The importance of men in early education

University of South Australia

Wednesday, 07 February, 2024

The importance of men in early education

A national childhood workforce strategy is needed to encourage more men into early learning professions, according to education experts.

The lack of male teachers and carers in early childhood education is a challenge globally, with men comprising only 4% of the early childhood education and care workforce in OECD countries. It’s a growing issue that adds to Australia’s national teacher shortage.

The call for a new strategy by education experts at the University of South Australia is part of the newly launched Mindaroo Thrive by Five Dads’ Alliance Action Plan for the Early Years, which aims to support fathers to take a more active role in their children’s lives.

“The first five years of a child’s life are critical to healthy development, and it’s vital that children receive the best quality of care during these early years,” said UniSA’s Dr Martyn Mills-Bayne.

“A key part of this is ensuring that children are cared for by healthy and positive role models — which includes both men and women.

“Yet in childcare and early education settings, men are vastly underrepresented. And this can be to the detriment of children.
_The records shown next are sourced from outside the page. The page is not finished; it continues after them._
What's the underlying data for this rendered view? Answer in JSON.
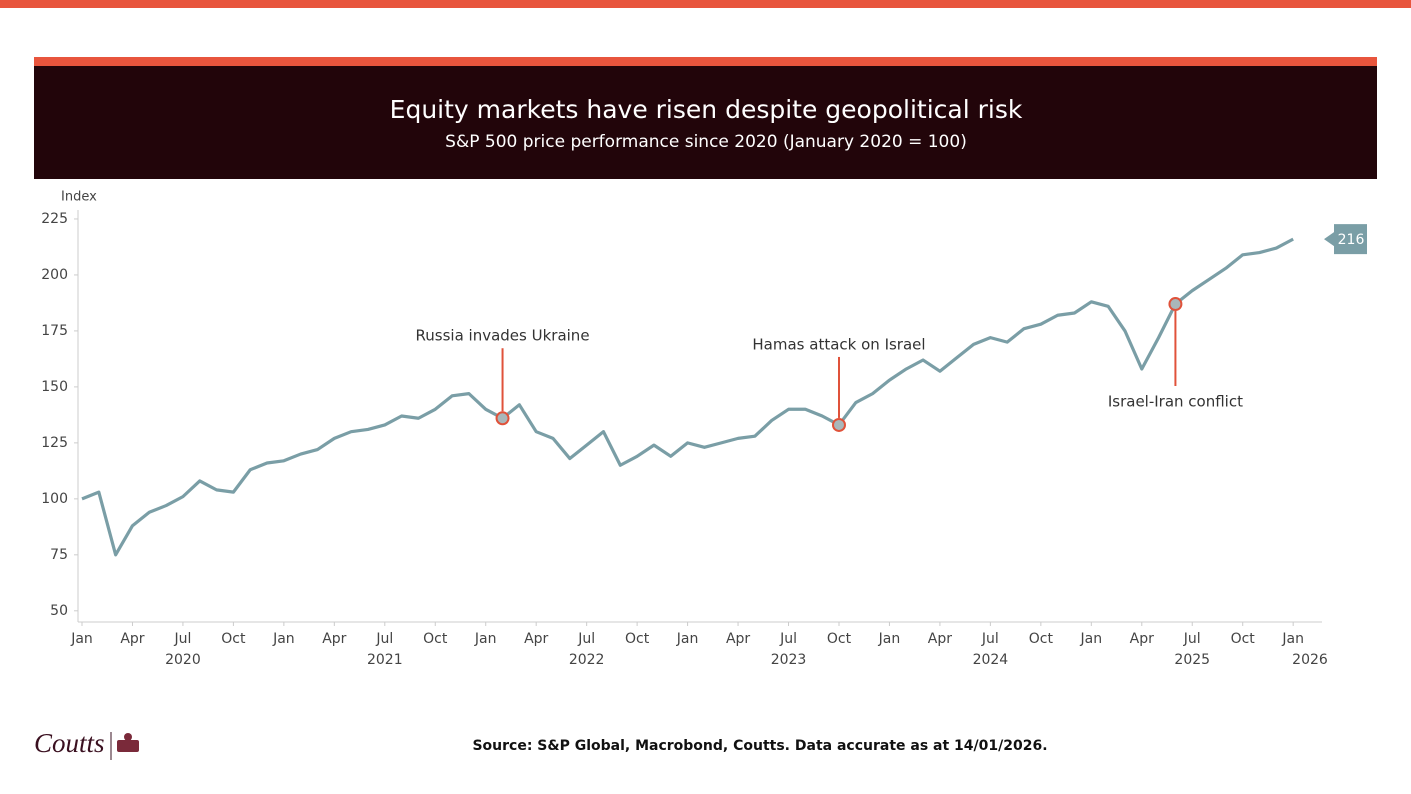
{
  "header": {
    "title": "Equity markets have risen despite geopolitical risk",
    "subtitle": "S&P 500 price performance since 2020 (January 2020 = 100)"
  },
  "chart_data": {
    "type": "line",
    "y_label": "Index",
    "x": [
      "2020-01",
      "2020-02",
      "2020-03",
      "2020-04",
      "2020-05",
      "2020-06",
      "2020-07",
      "2020-08",
      "2020-09",
      "2020-10",
      "2020-11",
      "2020-12",
      "2021-01",
      "2021-02",
      "2021-03",
      "2021-04",
      "2021-05",
      "2021-06",
      "2021-07",
      "2021-08",
      "2021-09",
      "2021-10",
      "2021-11",
      "2021-12",
      "2022-01",
      "2022-02",
      "2022-03",
      "2022-04",
      "2022-05",
      "2022-06",
      "2022-07",
      "2022-08",
      "2022-09",
      "2022-10",
      "2022-11",
      "2022-12",
      "2023-01",
      "2023-02",
      "2023-03",
      "2023-04",
      "2023-05",
      "2023-06",
      "2023-07",
      "2023-08",
      "2023-09",
      "2023-10",
      "2023-11",
      "2023-12",
      "2024-01",
      "2024-02",
      "2024-03",
      "2024-04",
      "2024-05",
      "2024-06",
      "2024-07",
      "2024-08",
      "2024-09",
      "2024-10",
      "2024-11",
      "2024-12",
      "2025-01",
      "2025-02",
      "2025-03",
      "2025-04",
      "2025-05",
      "2025-06",
      "2025-07",
      "2025-08",
      "2025-09",
      "2025-10",
      "2025-11",
      "2025-12",
      "2026-01"
    ],
    "series": [
      {
        "name": "S&P 500",
        "color": "#7a9ea6",
        "values": [
          100,
          103,
          75,
          88,
          94,
          97,
          101,
          108,
          104,
          103,
          113,
          116,
          117,
          120,
          122,
          127,
          130,
          131,
          133,
          137,
          136,
          140,
          146,
          147,
          140,
          136,
          142,
          130,
          127,
          118,
          124,
          130,
          115,
          119,
          124,
          119,
          125,
          123,
          125,
          127,
          128,
          135,
          140,
          140,
          137,
          133,
          143,
          147,
          153,
          158,
          162,
          157,
          163,
          169,
          172,
          170,
          176,
          178,
          182,
          183,
          188,
          186,
          175,
          158,
          172,
          187,
          193,
          198,
          203,
          209,
          210,
          212,
          216
        ]
      }
    ],
    "end_value": 216,
    "xlim": [
      "2020-01",
      "2026-02"
    ],
    "xticks": [
      {
        "value": "2020-01",
        "label": "Jan"
      },
      {
        "value": "2020-04",
        "label": "Apr"
      },
      {
        "value": "2020-07",
        "label": "Jul"
      },
      {
        "value": "2020-10",
        "label": "Oct"
      },
      {
        "value": "2021-01",
        "label": "Jan"
      },
      {
        "value": "2021-04",
        "label": "Apr"
      },
      {
        "value": "2021-07",
        "label": "Jul"
      },
      {
        "value": "2021-10",
        "label": "Oct"
      },
      {
        "value": "2022-01",
        "label": "Jan"
      },
      {
        "value": "2022-04",
        "label": "Apr"
      },
      {
        "value": "2022-07",
        "label": "Jul"
      },
      {
        "value": "2022-10",
        "label": "Oct"
      },
      {
        "value": "2023-01",
        "label": "Jan"
      },
      {
        "value": "2023-04",
        "label": "Apr"
      },
      {
        "value": "2023-07",
        "label": "Jul"
      },
      {
        "value": "2023-10",
        "label": "Oct"
      },
      {
        "value": "2024-01",
        "label": "Jan"
      },
      {
        "value": "2024-04",
        "label": "Apr"
      },
      {
        "value": "2024-07",
        "label": "Jul"
      },
      {
        "value": "2024-10",
        "label": "Oct"
      },
      {
        "value": "2025-01",
        "label": "Jan"
      },
      {
        "value": "2025-04",
        "label": "Apr"
      },
      {
        "value": "2025-07",
        "label": "Jul"
      },
      {
        "value": "2025-10",
        "label": "Oct"
      },
      {
        "value": "2026-01",
        "label": "Jan"
      }
    ],
    "x_year_labels": [
      "2020",
      "2021",
      "2022",
      "2023",
      "2024",
      "2025",
      "2026"
    ],
    "ylim": [
      45,
      229
    ],
    "yticks": [
      50,
      75,
      100,
      125,
      150,
      175,
      200,
      225
    ],
    "grid": false,
    "annotations": [
      {
        "text": "Russia invades Ukraine",
        "x": "2022-02",
        "y": 136
      },
      {
        "text": "Hamas attack on Israel",
        "x": "2023-10",
        "y": 133
      },
      {
        "text": "Israel-Iran conflict",
        "x": "2025-06",
        "y": 187
      }
    ]
  },
  "footer": {
    "brand": "Coutts",
    "source": "Source: S&P Global, Macrobond, Coutts. Data accurate as at 14/01/2026."
  }
}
Having access to positive interactions between men and women supports young children’s healthy development in all areas.

“Centre-based care is highly regulated to ensure quality education and care is provided for all children who attend.

“What is missing, however, is the access to a gender diverse early childhood workforce where young children have opportunities to experience rich relationships with male educators, and the day-to-day interactions between men, women and non-binary educators that they might otherwise miss out on.
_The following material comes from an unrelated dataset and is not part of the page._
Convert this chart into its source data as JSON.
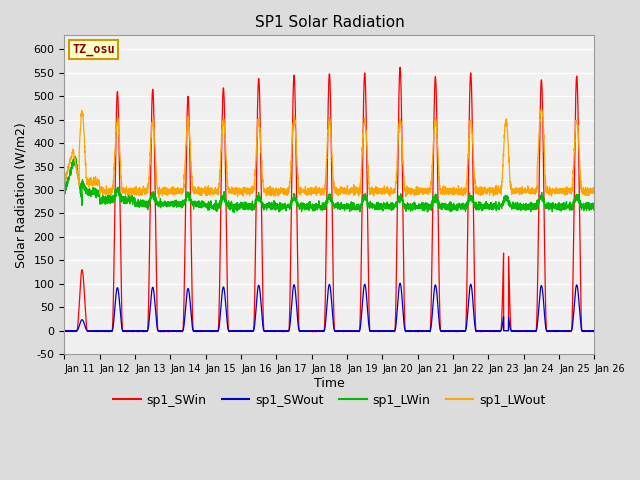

“The early years are critical to children’s healthy growth in all areas of development, and a diverse gender profile in the early years’ workforce adds to the rich potential for children to see themselves reflected in the adults who educate and care for them in structured early learning.”

According to Mills-Bayne, there is a need to do more to encourage men into early learning and childcare positions.

“Young children can benefit enormously from male teachers and carers in early childhood settings,” he said.

“Not only can men often provide increased opportunities for children to engage in ‘rough-and-tumble’ play, or to get involved in messy play and take risks, but they also represent much-needed healthy and caring role models.